On New York

Paul Krugman

A few years ago my smoke detector starting chirping to signal that its battery was out. It turned out that I didn’t have a spare, so I had to run out to a 24-hour pharmacy to get one—and it was 3:00 a.m., because of course it was.

And the experience was…fine. There were people out and about, and I didn’t feel at all unsafe. Many Amer-icans imagine that New York is a crime-ridden hellscape, but the reality is that by the numbers it’s the safest it’s been since the 1950s, indeed one of the safest places in America, and it feels that way too. Public safety, in turn, makes it possible for those of us who live here to enjoy all the things the city offers.

This essay isn’t going to be my usual fare of economic analysis. Instead, I want to talk a bit about my personal experience of living in what I still think of as “the city.”

Do people still remember the old cliché about New York, that it was a great place to visit but you wouldn’t want to live there? These days that’s exactly wrong. Heavily touristed areas of New York, like heavily touristed areas everywhere in the world, are overrun. I take the subway to my office, getting off at Times Square, but make sure to exit at 40th Street to bypass the mimes and people in Elmo costumes. The famous museums have long lines. And so on.

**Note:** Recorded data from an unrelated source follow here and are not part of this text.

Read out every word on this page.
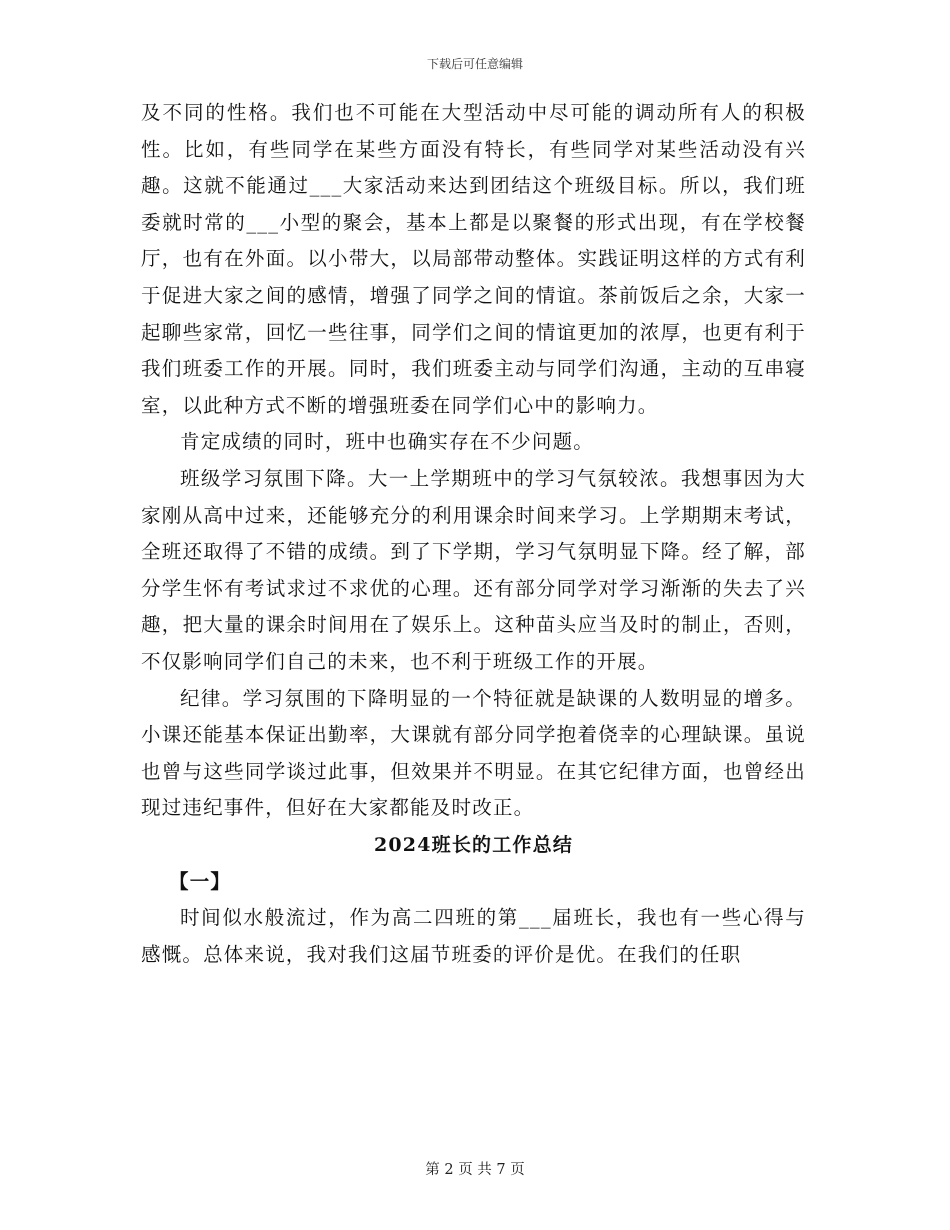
下载后可任意编辑

及不同的性格。我们也不可能在大型活动中尽可能的调动所有人的积极性。比如，有些同学在某些方面没有特长，有些同学对某些活动没有兴趣。这就不能通过___大家活动来达到团结这个班级目标。所以，我们班委就时常的___小型的聚会，基本上都是以聚餐的形式出现，有在学校餐厅，也有在外面。以小带大，以局部带动整体。实践证明这样的方式有利于促进大家之间的感情，增强了同学之间的情谊。茶前饭后之余，大家一起聊些家常，回忆一些往事，同学们之间的情谊更加的浓厚，也更有利于我们班委工作的开展。同时，我们班委主动与同学们沟通，主动的互串寝室，以此种方式不断的增强班委在同学们心中的影响力。

肯定成绩的同时，班中也确实存在不少问题。

班级学习氛围下降。大一上学期班中的学习气氛较浓。我想事因为大家刚从高中过来，还能够充分的利用课余时间来学习。上学期期末考试，全班还取得了不错的成绩。到了下学期，学习气氛明显下降。经了解，部分学生怀有考试求过不求优的心理。还有部分同学对学习渐渐的失去了兴趣，把大量的课余时间用在了娱乐上。这种苗头应当及时的制止，否则，不仅影响同学们自己的未来，也不利于班级工作的开展。

纪律。学习氛围的下降明显的一个特征就是缺课的人数明显的增多。小课还能基本保证出勤率，大课就有部分同学抱着侥幸的心理缺课。虽说也曾与这些同学谈过此事，但效果并不明显。在其它纪律方面，也曾经出现过违纪事件，但好在大家都能及时改正。

2024班长的工作总结

【一】

时间似水般流过，作为高二四班的第___届班长，我也有一些心得与感慨。总体来说，我对我们这届节班委的评价是优。在我们的任职

第 2 页 共 7 页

Daily life, by contrast, is astonishingly pleasant, thanks to a combination of high density and affluent consumers. My Upper West Side neighborhood has a population density of around 70,000 per square mile, which you might think means teeming crowds. In fact, the side streets are surprisingly quiet. What it does mean is that there’s an amazing range of shopping and dining options within a few minutes’ walk. 

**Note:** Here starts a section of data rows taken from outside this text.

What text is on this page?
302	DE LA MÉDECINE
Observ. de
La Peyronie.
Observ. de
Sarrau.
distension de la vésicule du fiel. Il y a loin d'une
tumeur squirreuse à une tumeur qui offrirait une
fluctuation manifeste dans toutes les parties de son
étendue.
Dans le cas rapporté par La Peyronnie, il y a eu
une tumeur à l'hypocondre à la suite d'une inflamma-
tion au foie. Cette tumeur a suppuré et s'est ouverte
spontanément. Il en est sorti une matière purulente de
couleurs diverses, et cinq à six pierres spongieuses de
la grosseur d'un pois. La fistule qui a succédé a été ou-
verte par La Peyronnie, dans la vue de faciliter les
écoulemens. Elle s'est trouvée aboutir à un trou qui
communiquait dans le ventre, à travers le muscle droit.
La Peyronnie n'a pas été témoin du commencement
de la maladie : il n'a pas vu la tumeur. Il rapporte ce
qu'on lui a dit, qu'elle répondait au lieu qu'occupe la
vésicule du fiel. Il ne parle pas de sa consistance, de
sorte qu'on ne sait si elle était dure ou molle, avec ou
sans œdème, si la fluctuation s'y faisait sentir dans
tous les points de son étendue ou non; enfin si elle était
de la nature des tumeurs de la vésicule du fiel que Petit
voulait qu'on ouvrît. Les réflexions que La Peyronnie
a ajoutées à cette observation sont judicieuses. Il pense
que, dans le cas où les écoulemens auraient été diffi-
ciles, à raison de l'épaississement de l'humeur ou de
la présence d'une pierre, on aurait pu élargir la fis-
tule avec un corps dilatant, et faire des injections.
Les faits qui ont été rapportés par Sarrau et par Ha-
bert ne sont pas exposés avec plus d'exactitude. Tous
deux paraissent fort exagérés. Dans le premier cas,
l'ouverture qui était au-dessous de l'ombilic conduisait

As it happens, given my research interests I often find myself at conferences with Carlos Moreno, whose book The 15-Minute City has become a bible for urban reformers. Well, I basically live in a 15-minute city. And that, by the way, makes city life remarkably healthy. New Yorkers, myself included, walk far more in an ordinary day than the vast majority of other Americans.

Furthermore, the subway—which isn’t pretty but is far safer than driving and benefits immensely from New York’s almost unique system of express trains—puts a huge number of interesting destinations within easy reach.

It’s a really nice life—if you can afford a place to live. Because that is, of course, the problem. Recently the West Side Rag ran an article titled “The Upper West Side: A Haven for Independent Minds.” I couldn’t help immediately thinking, “Yeah, independent minds who can afford to pay $1700 a square foot.” There are other great neighborhoods that are a bit cheaper; if we didn’t already have the place we bought in 2009, we might be looking at Jackson Heights. (New York definitely isn’t for you if ethnic diversity bothers you, but I’m fine with it.) But housing in New York is just too expensive for all but an affluent minority.

The way I sometimes think about it is that New York right now is a wonderful playground for the 5 percent, but too expensive for everyone else.

Notice that I said the 5 percent, not the 1 percent—although when people say that, the kind of people they have in mind are more like the 0.1 percent or even the 0.01 percent. Anyway, my sense is that New York is wasted on the extremely rich. This is a city to be enjoyed strolling around, not driven around in a car with tinted windows; a city to be explored with at most a few friends, not an entourage. If you’re going to be insulated from the life of the streets, have other people do your shopping, and dine only in see-and-be-seen restaurants, you might as well be living in Dubai. 

What would I like to see change about New York? We need to build lots more housing—sorry, but that’s the only way to make living here affordable. Other than that, the city needs to become more like itself. Less traffic: the congestion charge has been a stunning success but should be just the beginning. Better transit: new subways will take many years, but a lot can be done to improve bus service. And we still fall far short of European standards when it comes to making the city pedestrian-friendly.

But overall, life in New York right now is the best it has been in my adult life. I won’t call it a golden age, because housing is too damn expensive. But it is, at least, a silver age. 



Paul Krugman, a Nobel Prize–winning economist, wrote for the New York Times for many years; he now has his own widely read Substack column.